Atomic Swap is a smart contract-based technology that enables cryptocurrency exchanges without the involvement of a centralized platform or third parties. Atomic Swap can be performed between different blockchains.
Atomic Swap was introduced by Tier Nolan in 2013. However, the idea of Atomic Swap had been proposed before him. Some consider the P2PTradeX protocol, introduced by Daniel Larimer in 2012, to be the prototype for Atomic Swap.
How Does an Atomic Swap Work?
One of the most important advantages of Atomic Swap is that it allows secure transactions without the involvement of third parties. Users can transact through their own wallets without the need for intermediaries. The approval of both parties is required for an Atomic Swap to take place, otherwise the transaction will be canceled. Thus, the possibility of fraud is eliminated. A certain time limit is given to both parties to approve or reject the transaction. Atomic Swap can be done in two ways, on-chain or off-chain.

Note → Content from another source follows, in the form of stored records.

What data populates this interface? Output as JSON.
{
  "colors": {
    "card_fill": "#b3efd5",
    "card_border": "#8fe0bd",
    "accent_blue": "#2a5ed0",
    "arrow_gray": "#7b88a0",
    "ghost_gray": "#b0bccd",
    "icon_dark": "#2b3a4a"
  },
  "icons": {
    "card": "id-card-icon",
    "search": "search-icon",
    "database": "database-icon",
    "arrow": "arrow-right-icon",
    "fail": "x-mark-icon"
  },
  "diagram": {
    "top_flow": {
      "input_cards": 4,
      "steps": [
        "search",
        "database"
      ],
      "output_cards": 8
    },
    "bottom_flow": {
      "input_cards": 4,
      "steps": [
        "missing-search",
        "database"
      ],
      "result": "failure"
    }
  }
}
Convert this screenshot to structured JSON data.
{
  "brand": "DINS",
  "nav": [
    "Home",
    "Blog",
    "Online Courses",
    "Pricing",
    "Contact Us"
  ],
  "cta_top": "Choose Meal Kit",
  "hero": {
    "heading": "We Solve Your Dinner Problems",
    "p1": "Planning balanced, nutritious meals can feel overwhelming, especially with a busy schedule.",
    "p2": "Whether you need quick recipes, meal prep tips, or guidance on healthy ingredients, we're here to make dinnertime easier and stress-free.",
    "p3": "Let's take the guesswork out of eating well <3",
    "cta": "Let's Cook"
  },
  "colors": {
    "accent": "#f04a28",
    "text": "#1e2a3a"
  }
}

For example, Julia wants to convert 1 BTC into Litecoin owned by Anthony. First, Julia deposits her BTC at a smart contract address that acts as a vault. A passcode is generated to access the BTC in the vault. Julia needs to share the cryptographic hash version of this passcode with Anthony to perform the transaction. However, Anthony has the hash, not the passcode. That’s why he cannot access the BTC in the vault yet. In the next step, Anthony deposits his LTC at a smart contract address that acts as another vault, using the hash he received. Julia needs to use the same passcode to access the LTC Anthony has deposited. Julia, who uses the same passcode at this stage, ensures that the passcode is visible to Anthony thanks to a function called Hashlock. Anthony can access the BTC while Julia can access the LTC, and the Atomic Swap is completed. If one of the parties abandons the transaction at any stage, the transaction will be canceled, and the deposited amounts will be returned to the owners.